Page 23 of Unnatural Death

“Look at the ridge detail, Doc.” Marino shines the light, showing me fine looped and whorled lines, bits of dirt and dead vegetation stuck to areas of the plaster. “It’s good enough that we could make a match.”

“A match with what?” Lucy isn’t going to relent.

“Another footprint. Saying another one is found out here,” he answers her.

“And if it is and then another one is found after that? I’m sure they would match, all of them made by the same Sasquatch,” she says. “In other words, faux, fake, a hoax, someone’s idea of fucking with us. Most of all, fucking with you.”

“The only one fucking with me is you,” he snarls.

* * *

“Listen, Marino. I’m just giving you what you’re about to get from a lot of other people.” Lucy surveys her work, the four main rotor blades held in place with the bright red straps. “It would have been better if someone else had made the cast. That’s the takeaway from all this.”

“Well, someone else didn’t. We’re just lucky I did,” he snaps.

“I’m sure that was the plan.”

“What plan? What the hell are you talking about?”

“Even if someone else had found the footprint before you did, the story would end the same way,” Lucy says. “That’s what happens when there’s a fanatic in the crowd. Next thing, plaster of Paris is being mixed up in a bucket.”

“At least I thought to bring it.”

“And someone might ask why? Were you expecting to find something special?”

“Because I always carry it in a scene case. And I’m not a fanatic.” He glares at her. “It’s no different from you thinking UFOs are real.”

“That’s because they are. We just aren’t surewhatthey are or from where.”

“Tell me how it is that you found the footprint,” I say to him as I get up from the skid. “I need to know the details. If people find out about this, you and our office are going to be in the hot seat any way we look at it. Lucy’s right about that.”

“As soon as I got here and suited up, Tron took me into the gold mine.” Marino digs in a pocket of his coveralls, pulling out a roll of evidence tape. “We were talking about how best to get the male victim’s body out and I was shining my light all over the place while hearing weird noises.”

“Such as?” I feel compelled to ask since it will be me putting on a harness and descending into the mineshaft.

“It sounded like something moving somewhere deep down in the dark.” He begins taping the lid back onto the banker’s box. “As I was looking around, I noticed disturbances in the dirt near an opening that leads into another tunnel.”

Scuff marks, maybe the partial shape of a heel, and some distance away Marino found the intact footprint between the ore cart rails, he says.

“How far from the mineshaft where the body was dumped?” I ask him.

“Maybe thirty feet inside, which was pretty deep considering what a hellhole it is,” he reports, and the location continues to bother me.

“Assuming the footprint was planted,” I say to them, “one might expect that whoever’s responsible would make sure it was discovered.

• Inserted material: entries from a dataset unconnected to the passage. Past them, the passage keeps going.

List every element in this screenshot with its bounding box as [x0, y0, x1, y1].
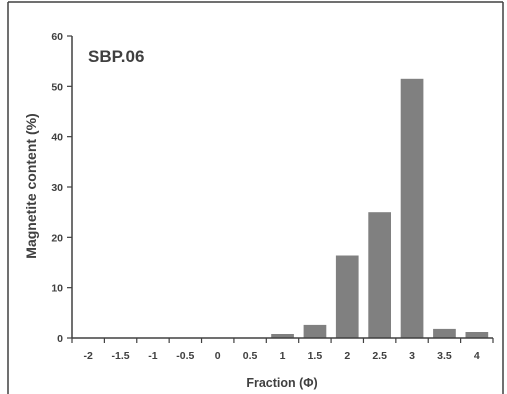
x-tick-label: -0.5 — [176, 350, 194, 362]
bar-2 — [335, 255, 359, 338]
bar-3 — [400, 78, 424, 339]
ticks-layer: 0 10 20 30 40 50 60 -2 -1.5 -1 -0.5 0 0.5 1 1.5 2 2.5 3 3.… — [51, 31, 494, 362]
x-tick-label: -1.5 — [112, 350, 130, 362]
bar-1 — [271, 334, 294, 338]
x-tick-label: 2.5 — [372, 350, 387, 362]
bar-4 — [465, 332, 489, 338]
bar-3.5 — [433, 328, 456, 338]
x-tick-label: -1 — [148, 350, 157, 362]
x-tick-label: 3.5 — [437, 350, 452, 362]
chart-annotation: SBP.06 — [88, 47, 144, 66]
y-tick-label: 0 — [57, 333, 63, 345]
y-tick-label: 10 — [51, 283, 63, 295]
x-tick-label: -2 — [84, 350, 93, 362]
x-axis-title: Fraction (Φ) — [246, 376, 317, 390]
x-tick-label: 4 — [474, 350, 480, 362]
y-tick-label: 20 — [51, 232, 63, 244]
x-tick-label: 0 — [215, 350, 221, 362]
y-tick-label: 50 — [51, 81, 63, 93]
x-tick-label: 1.5 — [308, 350, 323, 362]
x-tick-label: 1 — [280, 350, 286, 362]
y-axis-title: Magnetite content (%) — [23, 113, 39, 258]
bar-2.5 — [368, 212, 391, 338]
bar-1.5 — [303, 324, 327, 338]
y-tick-label: 40 — [51, 132, 63, 144]
x-tick-label: 2 — [344, 350, 350, 362]
y-tick-label: 30 — [51, 182, 63, 194]
x-tick-label: 3 — [409, 350, 415, 362]
bars-layer — [271, 78, 489, 339]
x-tick-label: 0.5 — [243, 350, 258, 362]
y-tick-label: 60 — [51, 31, 63, 43]
axes-layer — [71, 36, 493, 339]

What if it hadn’t been?”

“We wouldn’t have missed something like that,” Lucy says.

“Bullshit,” Marino retorts. “Your investigators had already missed it.”

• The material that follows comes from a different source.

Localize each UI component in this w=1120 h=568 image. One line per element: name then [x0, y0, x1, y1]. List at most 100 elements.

“That doesn’t mean we wouldn’t have found it.”

“And it doesn’t mean you would have, either. If you have no experience in something like this, you might not know what you’re looking at.” Opening the helicopter’s back cabin, he sets the banker’s box on the floor. “Even if you did, some investigators might choose to walk right past it pretending they don’t see it. Why? Because they don’t want the very shit I’m getting.”

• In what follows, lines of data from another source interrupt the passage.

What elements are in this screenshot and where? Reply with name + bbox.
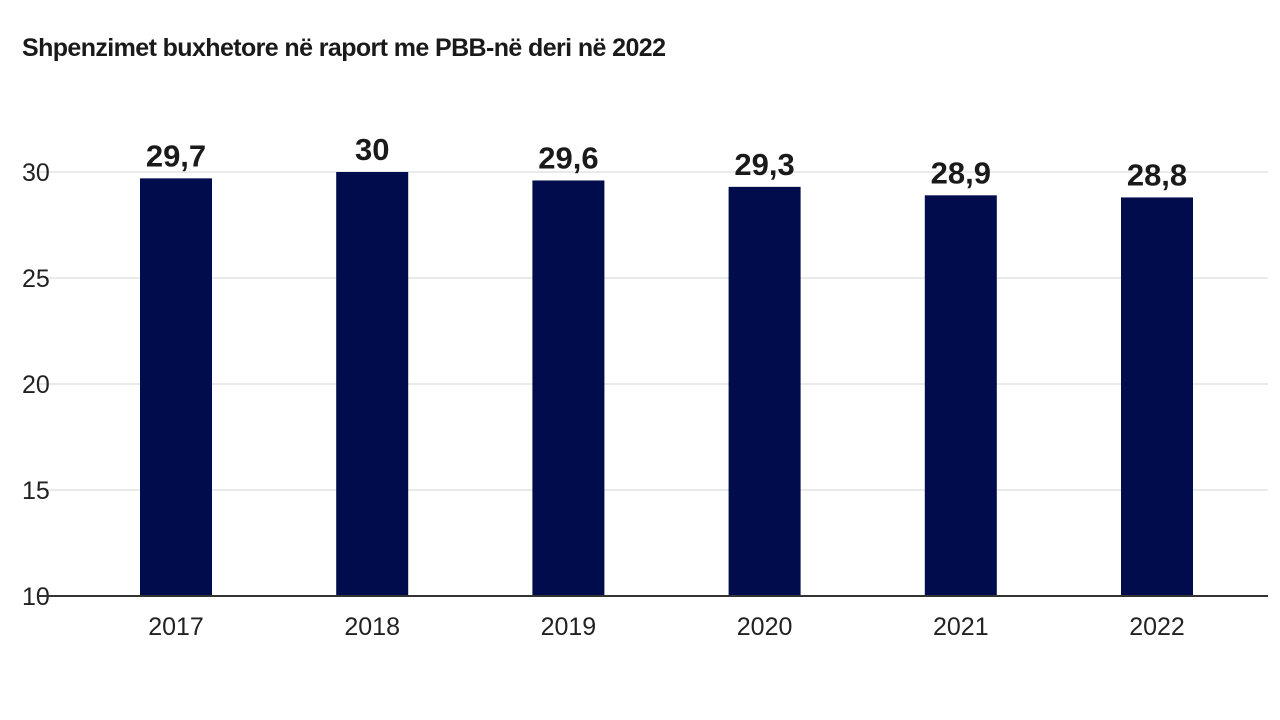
bar — [1121, 197, 1193, 596]
y-tick-label: 25 — [22, 265, 50, 293]
data-label: 28,8 — [1127, 157, 1187, 192]
bar — [532, 180, 605, 597]
x-tick-label: 2017 — [148, 613, 204, 641]
bar — [924, 195, 997, 596]
data-label: 29,3 — [734, 147, 794, 182]
gridlines — [38, 171, 1268, 491]
y-tick-label: 15 — [22, 477, 50, 505]
data-label: 28,9 — [931, 155, 991, 190]
x-tick-label: 2022 — [1129, 613, 1185, 641]
x-tick-label: 2021 — [933, 613, 989, 641]
y-tick-label: 30 — [22, 159, 50, 187]
x-tick-label: 2018 — [344, 613, 400, 641]
y-tick-label: 20 — [22, 371, 50, 399]
bar — [336, 172, 409, 596]
x-tick-label: 2019 — [541, 613, 597, 641]
chart-title: Shpenzimet buxhetore në raport me PBB-në… — [22, 34, 666, 62]
data-label: 30 — [355, 132, 389, 167]
data-label: 29,6 — [538, 140, 598, 175]
bar — [728, 186, 801, 596]
data-label: 29,7 — [146, 138, 206, 173]
bars — [140, 172, 1193, 597]
bar — [140, 178, 212, 597]
value-labels: 29,7 30 29,6 29,3 28,9 28,8 — [146, 132, 1187, 192]
x-tick-label: 2020 — [737, 613, 793, 641]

“Someone anticipated that you’d say all these very things and act exactly as you have,” Lucy tells him. “In other words, you’re being played.”

“By who? You act like you know.”

“Real or not, we don’t know how long the footprint had been there,” I remind them. “At least I’m assuming we don’t. If a foot impression was left in a protected area like an old mining tunnel, I suppose it could have been there for a while.”